Herthas Mittelfeldspieler Lucas Tousart sitzt alleine nach dem Abpfiff auf der Bank. Ein leerer und enttäuschter Blick. Vorbildlich gekämpft, aber das alleine reicht nicht. City-Press

Glauben Sie noch an die Hertha-Rettung? Ich nicht mehr! Ein 0:1-Relegations-Hinspiel vor eigenem Publikum kann man ja noch wieder geradebiegen im Rückspiel. Das bewies der 1. FC Köln vergangenes Jahr, als er auch 0:1 im Heimspiel verlor. Aber dann im Rückspiel Holstein Kiel mit 5:1 vom Platz fegte.

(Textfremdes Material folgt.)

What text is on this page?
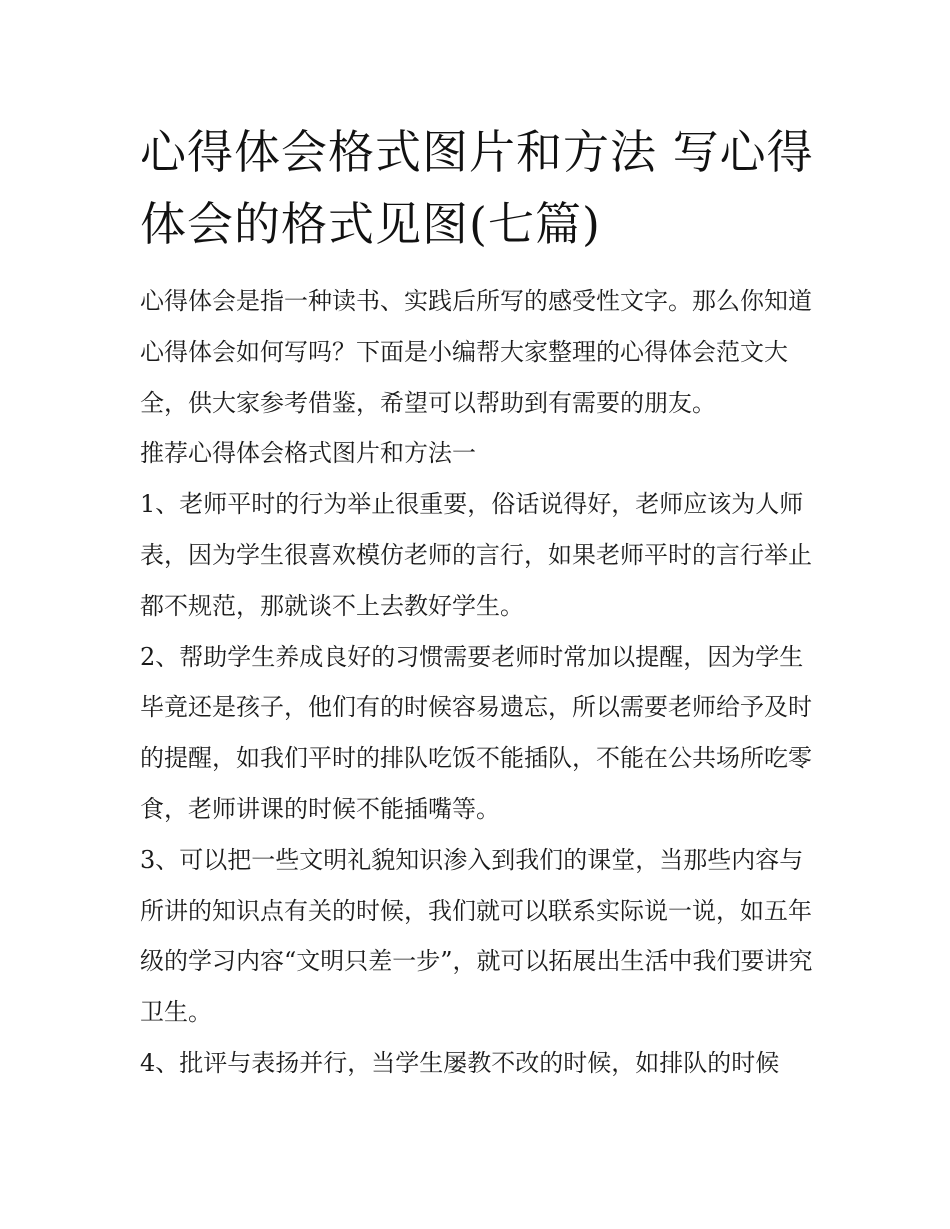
心得体会格式图片和方法 写心得体会的格式见图(七篇)

心得体会是指一种读书、实践后所写的感受性文字。那么你知道心得体会如何写吗？下面是小编帮大家整理的心得体会范文大全，供大家参考借鉴，希望可以帮助到有需要的朋友。

推荐心得体会格式图片和方法一

1、老师平时的行为举止很重要，俗话说得好，老师应该为人师表，因为学生很喜欢模仿老师的言行，如果老师平时的言行举止都不规范，那就谈不上去教好学生。

2、帮助学生养成良好的习惯需要老师时常加以提醒，因为学生毕竟还是孩子，他们有的时候容易遗忘，所以需要老师给予及时的提醒，如我们平时的排队吃饭不能插队，不能在公共场所吃零食，老师讲课的时候不能插嘴等。

3、可以把一些文明礼貌知识渗入到我们的课堂，当那些内容与所讲的知识点有关的时候，我们就可以联系实际说一说，如五年级的学习内容“文明只差一步”，就可以拓展出生活中我们要讲究卫生。

4、批评与表扬并行，当学生屡教不改的时候，如排队的时候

Aber erstens ist der Hamburger SV nicht Kiel und zweitens ist Hertha nicht Köln. Ich habe im Olympiastadion einen Klassenunterschied gesehen. Der Zweitligist aus Hamburg war in der Spielanlage eine Klasse besser. Die Angriffe der Hanseaten sahen nach teaminternen Automatismen aus, flüssig und durchdacht. Und bei Hertha? Nach vorne war es wie die ganze Saison, alles nur ungenaues Stückwerk.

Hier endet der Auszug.